How a baby changes your life
Whenever someone finds out you are pregnant with your first child, inevitably, a comment soon follows about how your life will change. This is, of course, an understatement. The ways your life will change are indeed profound. During a first pregnancy, there is a common misconception that you can somehow prepare yourself for all of this in your 9 months. Sure, you can take classes, register for baby gifts, set up the crib and think about all the different ways that you will incorporate a baby into your life but there is nothing that can truly prepare you for the changes that will come. It is more than the fact that your family of two is now a family of three or that you are now completely responsible for another human being. In a general sense, here is a short list of the ways that having a baby impacts your life:
Your relationship with your partner will shift. Since there are so many things that have to happen each day when you have a baby (feed, change, figure out how to get the baby to sleep, repeat, maybe a bath, and repeat it all again), the dynamic of who does what in your home may be altered. Sometimes this produces friction. Figuring out how to navigate this can be challenging. Having a baby can test even the best relationships. Also, many dads struggle with being displaced as your one and only priority as well as learning how to comfort and soothe their baby as well as mom does. They will figure it out eventually, but since many men have less experience with babies to start with, they have an even steeper learning curve then first time moms. Communicate is a must!
Your concept of time and what can be done in a short period of time is drastically altered. If you have exactly one hour before you have to feed your baby again (assuming someone else could be responsible for your child during this time), you could conceivably, clean the house, grocery shop, shove some food in your mouth, throw in a load of laundry, order some diapers online. Or, you could just take a nap and figure that it can all wait.
Leaving the house with your baby takes monumental effort. Whereas before you could get up less then an hour before you had to be at work, now it takes hours of planning to make it out the door. Before going anywhere, everyone needs to be dressed, fed, changed, maybe fed and changed again, and the diaper bag needs to be ready to go (and actually remembered before leaving the house). It may not sound like much but these simple tasks can take long periods of time to happen. You will get faster but it takes practice!
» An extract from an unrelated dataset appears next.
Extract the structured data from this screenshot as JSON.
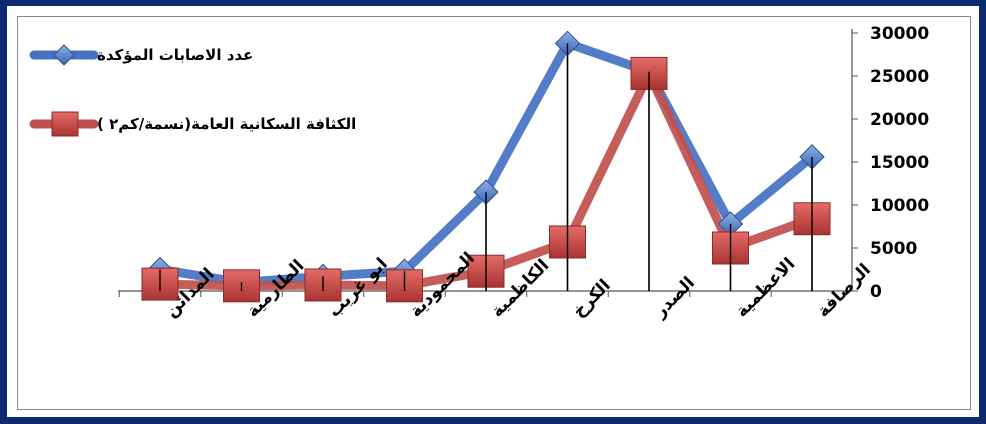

SLEEP! Well meaning friends, family and strangers who accost you at the grocery store like to tell you that you won’t get any sleep after you have a baby. Sometimes we even think that the need to pee several times a night during pregnancy will prepare us for frequently waking with a baby. Sadly, nothing can really prepare you for the sleep deprivation that occurs in the early months. Even if you are lucky enough to have a baby who sleeps well from a young age, everyone spends at least a few sleepless days, weeks, months, or years, when they become a parent. Even if you are a person who doesn’t think she requires much sleep, the difference is that if you decide to stay up late every night before you have children, this is on your terms. You can decide when you are tired and need to sleep. Once you have a baby, the decision is no longer yours. If your baby is up, because he needs to eat, be changed, eat and be changed again or is just plain fussy, then you have no choice but to go along for the ride. Sure, sleep will come but it takes time and when the adrenaline of being a new parent wears off, they exhaustion tends to set in.
This is, by no means, an exhaustive list. Of course the biggest change you will encounter is that it is likely that you had no idea just how much you could love another human being or the lengths you are willing to go for this small person. What sort of changes were you surprised by?